[l] Rem. 1. (a) Coherent substances, &c., are mostly regarded as single, and are, accordingly, almost always represented by nouns in the singular, cf. אָבָק fine dust, אֵ֫פֶר ashes, בַּד linen, בְּדִיל lead, זָהָב gold, כֶּ֫סֶף silver, נְח֫שֶׁת brass, חָלָב milk, יַ֫יִן wine, עָפָר dust, the ground, עֵץ wood. Plurals are, however, formed from some of these words expressing materials in order to denote separate portions taken from the whole in manufacture (plurals of the result) or parts otherwise detached from it; thus, בַּדִּים linen garments; כְּסָפִים silver pieces, Gn 42, 35; נְחֻשְׁתַּ֫יִם (dual) fetters of brass; עֵצִים ligna (timber for building or sticks for burning); also in a wider sense, בְּדִילִים particles of alloy to be separated by smelting, Is 1; עֲפָרוֹת fragments of earth, Pr 8, cf. Jb 28 עַפְרֹת זָהָב dust of gold.
[m] (b) To the class of plurals of the result belong also a few names of natural products, when represented in an artificial condition; thus, חִטִּים wheat in grain (threshed wheat), as distinguished from חִטָּה wheat (used collectively) in the ear; cf. the same distinction between כֻּסְּמִים and כֻּסֶּ֫מֶת spelt; עֲדָשִׁים and עֲדָשָׁה (the singular preserved only in the Mishna) lentils; שְׂעֹרִים and שְׂעֹרָה barley; also פִּשְׁתִּים linen, פֵּ֫שֶׁת (to be inferred from פִּשְׁתִּי) flax.

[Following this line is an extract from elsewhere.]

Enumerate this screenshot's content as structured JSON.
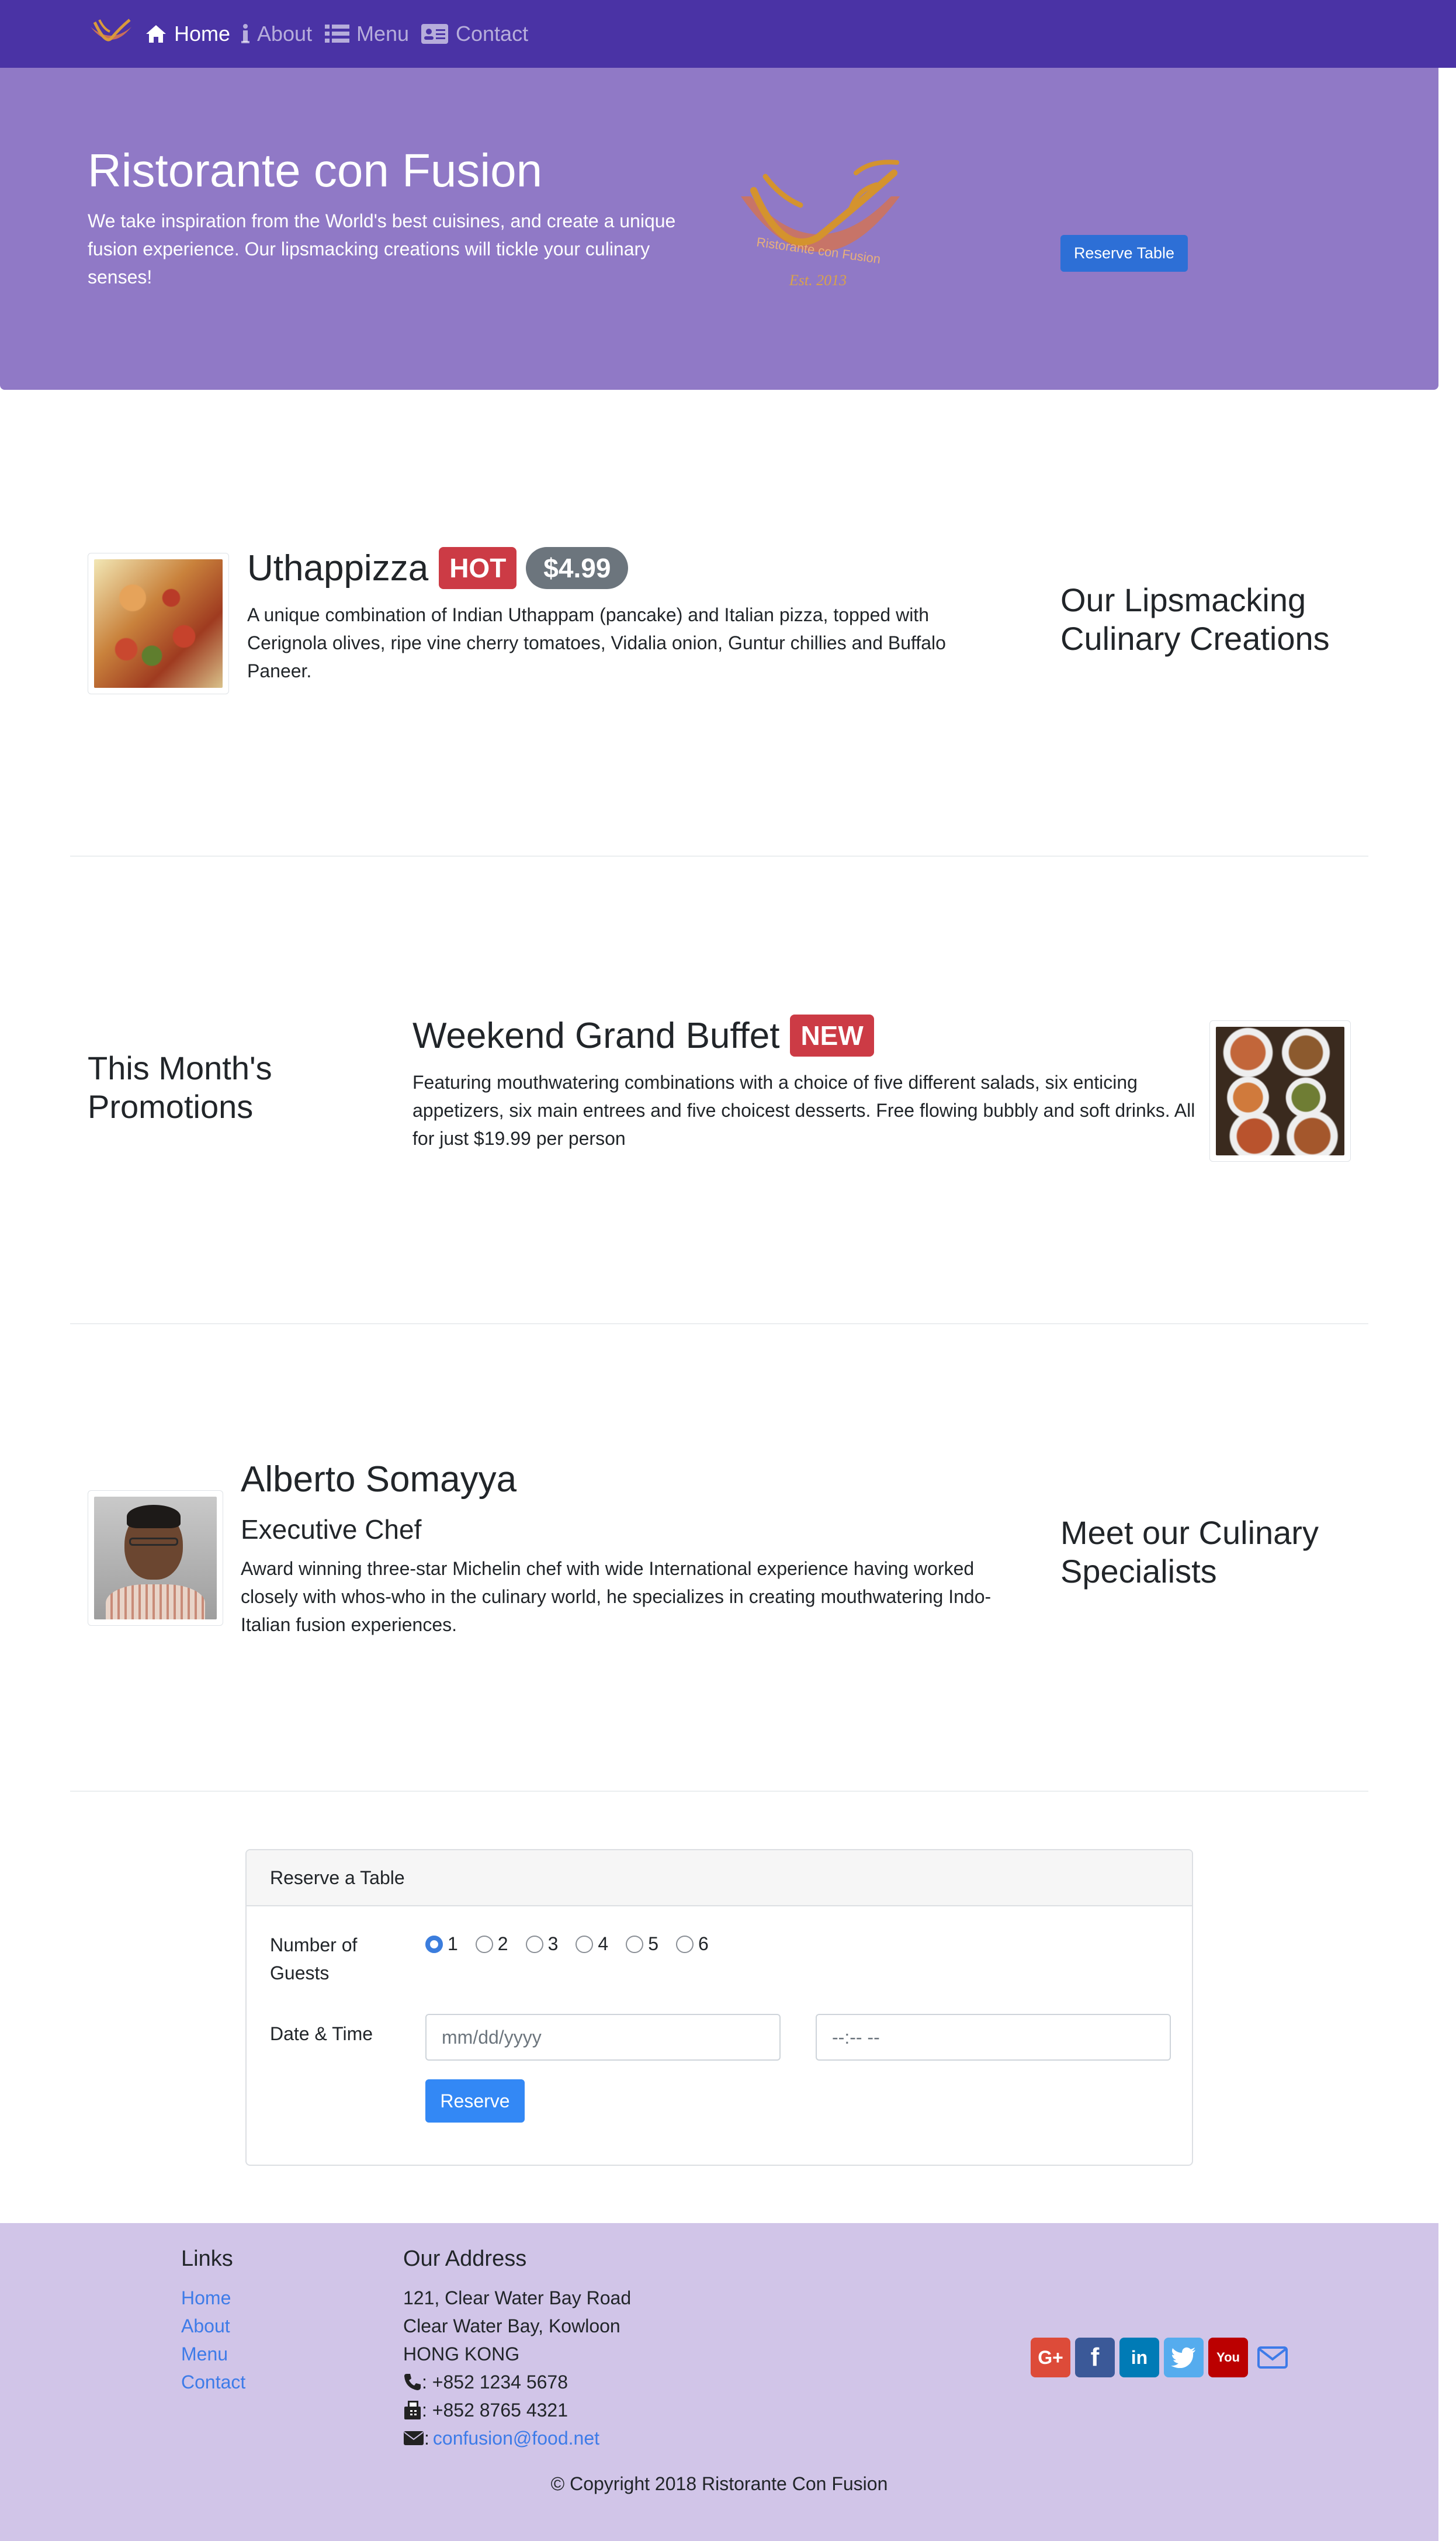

[n] (c) Finally, the distinction between דָּם blood and דָּמִים requires to be specially noticed. The singular is always used when the blood is regarded as an organic unity, hence also of menstrual blood, and the blood of sacrifices (collected in the basin and then sprinkled), and in Nu 23 of the blood gushing from wounds. On the other hand, דָּמִים as a sort of plural of the result and at the same time of local extension, denotes blood which is shed, when it appears as blood-stains (Is 1) or as blood-marks (so evidently in Is 9). But since blood-stains or blood-marks, as a rule, suggest blood shed in murder (although דָּמִים also denotes the blood which flows at child-birth or in circumcision), דָּמִים acquired (even in very early passages) simply the sense of a bloody deed, and especially of bloodguiltiness, Ex 22 f., &c.
[o] In some few cases the plural is used to denote an indefinite singular; certainly so in Dt 17 אֶל־שְׁעָרֶ֫יךָ unto one of thy gates; Zc 9 בֶּן־אֲתֹנוֹת (cf. Ct 2); Ex 21 יְלָדֶ֫יהָ (where evidently only one child is thought of, certainly though in connexion with a contingency which may be repeated); cf. also Ec 4 (if one of them fall).—So probably also Gn 8, 1 S 17, Dn 2, Neh 3, 6; but not Gn 19, since the same document (Gn 13) makes Lot dwell in the cities of the Jordan valley; in Gn 21 בָּנִים denotes the class with which the action is concerned. In Ju 12 instead of the unusual בְּעָרֵי גִלְעָד in the cities of Gilead (formerly explained here as in one of the cities of Gilead) we should most probably read, with Moore (SBOT. Judges, p. 52), בְּעִירוֹ בְּמִצְפֵּה גִלְעָד in his city, in Mizpeh (in) Gilead.
[p] 2. When a substantive is followed by a genitive, and the compound idea thus formed is to be expressed in the plural, this is done—
(a) Most naturally by using the plural of the nomen regens, e.g. גִּבּוֹרֵי חַ֫יִל mighty men of valour (prop. heroes of strength), 1 Ch 7, 9; so also in compounds, e.g. בְּנֵי יְמִינִי 1 S 22, as the plur. of בֶּן־יְמִינִי Benjamite; but also
[q] (b) By using the plural of both nouns,[1] e.g. גִּבּוֹרֵי חֲיָלִים 1 Ch 7;
- ↑ Cf. König, Lehrgebäude, ii. 438 f., according to whom the plural of the principal word exercises an influence on the determining genitive.